When I was 22 I was injured while playing basketball and had to have a serious operation on my knee. At the time my orthopedic surgeon said I would have trouble with my knee sometime between the age of 55 to 60.

He was right.

In my 40s I injured my hamstring running rather badly and stopped running. I quit running for 10 years and ballooned up to 285 pounds (I’m 6’2”).

Then on April 15, 1995, I was diagnosed with diabetes. The doctor said, “lose weight!”

Three days later I participated in my first racewalking clinic and was hooked.

I heard of USA FIT Denver through word of mouth. My daughter was one of the marathon coaches at the time and told me about the racewalking (and the power/speed walking) program. I joined in 2003 and have been a member since.

I’m a goal-oriented person so setting out awesome challenges beyond just exercising was essential. Being with others made the rigors of training so much more tolerable. After training on Saturdays, we always have coffee and/or breakfast together. We talk about training but because we’ve become friends over the years we also catch up on each other’s lives.

In 2013 I became the walking coach when the previous coach retired. My two favorite parts of the season are the beginning when new people join, and then when group members select races, they want to participate in.

USA FIT DENVER trains walkers for 5ks, 10ks, half and full marathons. Because the average age of our walkers is 61 many prefer not to do a half or full marathon, so we offer training for 5k and 10k races. It’s important to have a goal to train towards, rather than just training for training’s sake. The shorter races are more feasible for some of our members and they enjoy doing them together.

One of the most motivating aspects of USA FIT Denver is the camaraderie and training weekly with other people who have similar goals. People in the walking group train at an acceptable pace for themselves yet challenging aerobically: some members train at 13-minute pace and others at an 18-minute pace. We encourage people to partner up with someone of similar ability.

Once the training season is over, many in the walking group continue to meet and train – we can’t afford to not train for six months! Some in our walking group have been together since 2003 and new people join each year adding to our numbers.

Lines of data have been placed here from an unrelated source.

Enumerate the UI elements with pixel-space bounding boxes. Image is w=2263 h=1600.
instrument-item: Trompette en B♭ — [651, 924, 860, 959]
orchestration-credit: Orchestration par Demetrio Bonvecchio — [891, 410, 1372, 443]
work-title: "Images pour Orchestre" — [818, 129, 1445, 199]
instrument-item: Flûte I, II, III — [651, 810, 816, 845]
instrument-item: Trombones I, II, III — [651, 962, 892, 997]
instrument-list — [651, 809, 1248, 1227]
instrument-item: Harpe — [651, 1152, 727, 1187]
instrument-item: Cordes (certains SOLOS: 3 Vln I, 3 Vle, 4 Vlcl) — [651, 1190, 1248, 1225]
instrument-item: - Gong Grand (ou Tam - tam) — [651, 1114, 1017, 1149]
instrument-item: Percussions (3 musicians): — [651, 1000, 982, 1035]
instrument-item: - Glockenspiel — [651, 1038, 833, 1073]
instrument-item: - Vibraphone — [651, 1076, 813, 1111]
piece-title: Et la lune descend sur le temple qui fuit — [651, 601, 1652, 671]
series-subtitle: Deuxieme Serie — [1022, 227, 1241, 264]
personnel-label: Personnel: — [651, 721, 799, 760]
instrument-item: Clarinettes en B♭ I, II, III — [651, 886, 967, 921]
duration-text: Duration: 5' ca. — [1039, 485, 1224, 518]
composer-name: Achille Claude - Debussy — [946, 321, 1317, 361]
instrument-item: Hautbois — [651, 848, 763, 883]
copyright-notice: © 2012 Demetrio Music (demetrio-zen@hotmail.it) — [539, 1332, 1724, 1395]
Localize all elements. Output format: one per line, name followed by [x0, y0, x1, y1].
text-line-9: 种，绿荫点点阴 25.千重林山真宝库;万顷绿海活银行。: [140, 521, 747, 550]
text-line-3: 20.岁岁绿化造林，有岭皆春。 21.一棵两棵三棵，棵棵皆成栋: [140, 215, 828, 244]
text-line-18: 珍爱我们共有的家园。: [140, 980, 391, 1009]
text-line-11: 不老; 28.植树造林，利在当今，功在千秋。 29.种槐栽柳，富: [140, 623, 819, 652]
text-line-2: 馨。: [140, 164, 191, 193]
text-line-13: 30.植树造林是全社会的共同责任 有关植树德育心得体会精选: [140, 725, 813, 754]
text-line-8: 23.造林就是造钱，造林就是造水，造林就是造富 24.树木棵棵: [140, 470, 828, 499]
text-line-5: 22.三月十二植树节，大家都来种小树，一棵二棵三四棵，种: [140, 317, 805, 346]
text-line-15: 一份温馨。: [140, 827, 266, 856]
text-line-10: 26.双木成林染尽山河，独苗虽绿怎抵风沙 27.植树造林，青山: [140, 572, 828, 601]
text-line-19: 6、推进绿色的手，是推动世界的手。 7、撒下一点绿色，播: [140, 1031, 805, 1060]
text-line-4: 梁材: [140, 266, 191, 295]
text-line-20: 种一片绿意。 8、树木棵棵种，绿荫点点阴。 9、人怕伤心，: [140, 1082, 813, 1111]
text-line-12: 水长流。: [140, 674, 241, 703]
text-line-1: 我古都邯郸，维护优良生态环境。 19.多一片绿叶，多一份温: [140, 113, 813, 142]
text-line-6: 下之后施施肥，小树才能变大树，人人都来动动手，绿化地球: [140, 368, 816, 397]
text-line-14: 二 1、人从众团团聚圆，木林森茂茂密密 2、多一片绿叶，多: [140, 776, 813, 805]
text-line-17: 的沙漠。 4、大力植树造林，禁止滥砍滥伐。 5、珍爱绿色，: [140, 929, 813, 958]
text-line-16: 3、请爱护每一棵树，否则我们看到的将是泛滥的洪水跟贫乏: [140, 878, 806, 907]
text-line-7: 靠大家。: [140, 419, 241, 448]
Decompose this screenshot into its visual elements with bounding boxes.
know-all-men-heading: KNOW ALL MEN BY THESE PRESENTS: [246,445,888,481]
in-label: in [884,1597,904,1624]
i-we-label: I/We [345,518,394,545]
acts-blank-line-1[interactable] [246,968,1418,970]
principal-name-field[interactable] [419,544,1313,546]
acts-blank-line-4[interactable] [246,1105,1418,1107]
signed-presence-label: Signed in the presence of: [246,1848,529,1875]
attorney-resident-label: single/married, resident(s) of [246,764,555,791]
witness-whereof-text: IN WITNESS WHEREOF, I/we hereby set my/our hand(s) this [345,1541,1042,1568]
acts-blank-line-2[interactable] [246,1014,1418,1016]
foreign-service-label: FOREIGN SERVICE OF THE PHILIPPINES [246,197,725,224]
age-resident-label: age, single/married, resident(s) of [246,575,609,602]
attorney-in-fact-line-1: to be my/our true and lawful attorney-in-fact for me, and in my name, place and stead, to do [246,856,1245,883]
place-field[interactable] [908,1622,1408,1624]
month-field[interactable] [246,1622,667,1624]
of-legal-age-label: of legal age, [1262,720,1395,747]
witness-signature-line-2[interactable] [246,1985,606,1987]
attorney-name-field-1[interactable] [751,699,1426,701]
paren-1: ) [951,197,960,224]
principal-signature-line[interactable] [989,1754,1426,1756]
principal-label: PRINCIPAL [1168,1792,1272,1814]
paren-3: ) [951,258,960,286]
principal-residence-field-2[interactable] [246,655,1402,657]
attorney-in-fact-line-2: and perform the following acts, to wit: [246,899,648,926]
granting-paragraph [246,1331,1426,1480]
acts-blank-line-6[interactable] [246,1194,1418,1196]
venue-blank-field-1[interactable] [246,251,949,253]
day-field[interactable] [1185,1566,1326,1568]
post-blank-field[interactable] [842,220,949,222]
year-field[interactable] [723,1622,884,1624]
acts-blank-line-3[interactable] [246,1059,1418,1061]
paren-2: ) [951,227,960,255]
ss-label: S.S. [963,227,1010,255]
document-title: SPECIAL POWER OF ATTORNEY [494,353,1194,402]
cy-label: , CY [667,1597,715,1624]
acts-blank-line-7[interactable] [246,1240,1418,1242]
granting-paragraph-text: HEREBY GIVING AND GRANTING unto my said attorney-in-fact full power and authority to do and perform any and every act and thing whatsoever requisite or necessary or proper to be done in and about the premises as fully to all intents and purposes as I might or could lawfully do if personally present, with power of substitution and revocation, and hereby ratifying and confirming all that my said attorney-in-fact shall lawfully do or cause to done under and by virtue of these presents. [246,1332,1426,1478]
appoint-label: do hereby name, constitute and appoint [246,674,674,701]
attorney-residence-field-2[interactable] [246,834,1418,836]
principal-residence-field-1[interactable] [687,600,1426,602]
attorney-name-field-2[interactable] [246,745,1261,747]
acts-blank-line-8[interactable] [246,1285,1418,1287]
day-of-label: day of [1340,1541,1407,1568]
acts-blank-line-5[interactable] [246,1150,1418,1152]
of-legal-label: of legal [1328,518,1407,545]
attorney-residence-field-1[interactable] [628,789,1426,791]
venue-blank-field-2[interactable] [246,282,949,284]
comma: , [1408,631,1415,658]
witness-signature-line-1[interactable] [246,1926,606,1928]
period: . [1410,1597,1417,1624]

I switched to racewalking because it is a low-impact endurance sport and has much less joint impact on ankles, knees and hips. So much of health research says being active 30 minutes to an hour a day is the best “health pill” for good health and a longer life. Brisk walking is essential to achieve an aerobic effect which benefits your physiological, neurological, and psychological wellbeing.

If people are interested in losing weight, racewalking uses 15 percent more calories than running because of the hip movement required. More muscle is demanded for racewalking. I lost 100 pounds through diet and exercise — racewalking — and I’ve managed to keep the weight off.

I currently train 4 days a week and cross train 2 days a week. My current goal is to complete a half marathon in all 50 states. As of mid-March, 2019, I completed state # 49 in Hawaii. Once I complete a half in all 50 states plus Washington D.C. this year, my next goal is to do a half marathon in the 10 Canadian Provinces. My first Canadian race will be in June in Sherbrooke, Quebec.